In this post, we’ll provide a technical walk-through of how we used the Play Framework and the Akka Actor Model to build the massive infrastructure that keeps track of the online status of millions of members at any given moment. We’ll describe how it distributes thousands of changes per second in the online status of these members to millions of other connected members in real time. You will also learn how to apply these techniques to your own applications.
Let’s start with the first problem we needed to solve.
Problem 1: How do we know when a member is connected to LinkedIn?
We needed to provide a way to access a member’s current online status, and if the member is offline, to provide their last active timestamp. Moreover, we needed a way to distribute changes in a member’s presence status to a potentially huge number of the member’s connections who could be currently viewing the member’s presence status anywhere on LinkedIn.
To solve this problem, we leveraged LinkedIn’s Real-time delivery platform that we built last year for Instant Messaging on LinkedIn.

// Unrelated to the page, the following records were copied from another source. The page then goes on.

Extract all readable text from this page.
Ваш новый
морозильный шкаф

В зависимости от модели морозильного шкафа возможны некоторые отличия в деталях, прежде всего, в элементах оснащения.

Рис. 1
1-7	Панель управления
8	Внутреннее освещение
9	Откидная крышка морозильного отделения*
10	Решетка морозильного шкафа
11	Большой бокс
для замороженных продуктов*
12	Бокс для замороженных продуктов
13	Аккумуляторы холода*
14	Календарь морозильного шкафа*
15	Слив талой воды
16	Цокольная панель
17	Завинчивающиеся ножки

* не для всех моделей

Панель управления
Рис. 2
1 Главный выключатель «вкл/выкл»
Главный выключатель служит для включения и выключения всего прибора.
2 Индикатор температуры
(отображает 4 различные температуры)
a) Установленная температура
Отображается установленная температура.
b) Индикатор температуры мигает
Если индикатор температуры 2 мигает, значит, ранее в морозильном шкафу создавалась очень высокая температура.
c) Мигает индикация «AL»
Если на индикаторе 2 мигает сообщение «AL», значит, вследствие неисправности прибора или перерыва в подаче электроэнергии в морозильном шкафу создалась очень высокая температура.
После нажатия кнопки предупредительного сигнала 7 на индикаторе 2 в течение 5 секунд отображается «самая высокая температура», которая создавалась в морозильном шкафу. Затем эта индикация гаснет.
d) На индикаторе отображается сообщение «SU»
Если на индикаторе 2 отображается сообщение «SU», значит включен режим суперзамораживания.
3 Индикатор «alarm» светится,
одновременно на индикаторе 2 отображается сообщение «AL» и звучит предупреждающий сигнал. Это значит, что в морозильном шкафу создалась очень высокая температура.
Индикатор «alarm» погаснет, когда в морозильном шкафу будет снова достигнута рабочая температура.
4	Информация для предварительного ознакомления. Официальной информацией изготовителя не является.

The tech talk linked here describes the platform in detail, but at a high level, it is a publish/subscribe system that allows data to be streamed from the server to mobile or web clients over a persistent connection as events happen.
When member “Alice” opens LinkedIn on her mobile device or a browser, a persistent connection is established with the Real-time Platform. The existence of this connection is a clear indication that Alice is currently online.
Secondly, Alice may be interested in viewing whether Bob is currently online. For that, the Real-time Platform allows Alice to subscribe to a topic for Bob’s presence status.
When Bob opens his app, we need our Presence Platform to know that Bob has come online and to publish an online event on the topic for Bob’s presence status. The Real-time Platform then sends the event published on that topic to all of its subscribers, including Alice. Thus, Alice would see Bob’s presence indicator turn green.
As you can see above, our Presence Platform needs to be able to detect the existence of the persistent connection to determine when a member comes online. Subsequently, it needs to publish events to the presence status topic for that member on the Real-time Platform. That would allow the Real-time Platform to distribute that event to the member’s connections. However, there is another big problem we need to solve.
Problem 2: Jittery connections
Members on mobile devices are often on lossy networks and regularly get disconnected and reconnected haphazardly. They could simply be on a bad network or experiencing temporary network interruption, such as passing through a tunnel or a parking garage.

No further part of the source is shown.